Kerry Washington Is Glamour Magazine’s May Cover Girl!

Scandal star, Kerry Washington is rocking Valentino on the newest cover of Glamour magazine which hits newsstands on April 11th.

Now, I think we can all agree that Kerry is beyond beautiful and there is just something about her that makes you want to be in her presence. During last week’s Paley Fest where the entire cast of Scandal was celebrating it’s upcoming 100th episode, each cast member literally gushed about how amazing Kerry is. Not just as an actress, but as a friend, a mother, and a role model! It honestly made me love this woman even more.

In the new issue of Glamour, check out what Kerry said about attending the Women’s March, her character Olivia Pope handling race and much more…

On how much longer she wants to do Scandal: “It’s not really up to me. It’s up to Shonda [Rhimes, Scandal’s creator] and to the network. Shonda has said from the beginning that she kind of knows how it ends. So I’m trusting her to guide the arc. It’s also important for me to do other work—and playing Olivia gave me the opportunity to become a producer. The charge of my production company, Simpson Street, is to tell stories that are about people, places, and situations that may not always be considered by the mainstream. Inclusivity is not about, you know, creating a world where straight white men have no voice; it’s about creating a world where we all have a voice. So I’m excited to start that new journey, as a producer.”

On how Scandal handles race: “In the first season it was as if Olivia Pope was raceless.

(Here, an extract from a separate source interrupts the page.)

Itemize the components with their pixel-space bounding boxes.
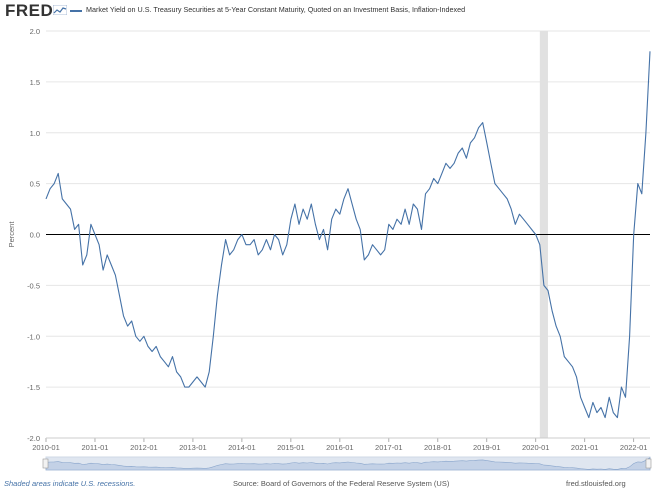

There was no denying that Olivia was a black woman, because I’m a black woman, playing her in badass white trench coats that call to attention the fact that I’m not looking like anybody else on television. But we didn’t talk about her identity as a black person. [Since then] the writers have become more and more willing to deal with race. When Olivia was kidnapped, it was not lost on me that the fictional president of the United States was willing to go to war to save one black woman at a time when hundreds of black women were missing in Nigeria and we were begging the world to pay attention. Shonda was saying, ‘The life of a black woman matters.’ With her dad—he is trying to instill in her this generational learning about what it means to be a person of color in the United States. And Olivia is at odds with balancing the truth of his understanding with her ability to achieve things he was never able to.”

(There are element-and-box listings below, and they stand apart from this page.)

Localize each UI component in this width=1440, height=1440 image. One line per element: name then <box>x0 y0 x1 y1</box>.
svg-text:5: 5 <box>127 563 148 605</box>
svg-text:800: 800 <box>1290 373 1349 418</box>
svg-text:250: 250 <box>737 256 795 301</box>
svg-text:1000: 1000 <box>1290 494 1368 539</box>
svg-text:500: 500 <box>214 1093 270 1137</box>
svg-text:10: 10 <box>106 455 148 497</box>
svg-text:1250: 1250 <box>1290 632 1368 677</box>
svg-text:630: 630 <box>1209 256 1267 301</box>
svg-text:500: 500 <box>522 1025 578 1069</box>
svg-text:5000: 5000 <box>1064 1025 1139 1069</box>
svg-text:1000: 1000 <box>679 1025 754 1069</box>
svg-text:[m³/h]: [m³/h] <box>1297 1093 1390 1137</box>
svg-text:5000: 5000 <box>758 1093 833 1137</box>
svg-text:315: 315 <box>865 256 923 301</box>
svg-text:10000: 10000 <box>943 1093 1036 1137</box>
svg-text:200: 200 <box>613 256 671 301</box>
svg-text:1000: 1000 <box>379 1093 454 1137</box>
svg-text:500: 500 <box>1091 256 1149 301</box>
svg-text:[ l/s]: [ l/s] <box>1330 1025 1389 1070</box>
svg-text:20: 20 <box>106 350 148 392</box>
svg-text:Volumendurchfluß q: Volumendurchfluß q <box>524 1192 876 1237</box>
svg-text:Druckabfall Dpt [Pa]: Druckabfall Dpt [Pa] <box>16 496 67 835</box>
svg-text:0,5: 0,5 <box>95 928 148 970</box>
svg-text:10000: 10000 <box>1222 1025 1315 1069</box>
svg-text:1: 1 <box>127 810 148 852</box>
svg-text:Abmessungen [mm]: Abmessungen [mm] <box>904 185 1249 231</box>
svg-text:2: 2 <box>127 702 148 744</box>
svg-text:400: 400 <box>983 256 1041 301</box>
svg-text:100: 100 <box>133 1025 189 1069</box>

On how this time in history has changed her as an artist: “I’m not sure how it’s changing me yet. That idea of holding each other’s hands at the Women’s March—it feels like we are being invited to do that every day. So many of us are feeling attacked, whether it’s a woman’s right to choose or headstones in a Jewish cemetery, immigrants being deported or banned. So many of us feel the need to protect and defend our democracy. And march toward the dream of being ‘We the people.’ So that’s exciting, scary, and frustrating. We’re awake. We are awake more than ever before, and we have to stay awake.… Can I say one more thing? For democracy to work, everybody has to have a voice. It’s not about demonizing other voices. It’s important that there be real conversations across the aisle. There are people on the opposite end of the political spectrum who think that I’m part of a left-wing propaganda machine. It makes me sad that people would think that, because I believe for democracy to work, there has to be diversity of thought.”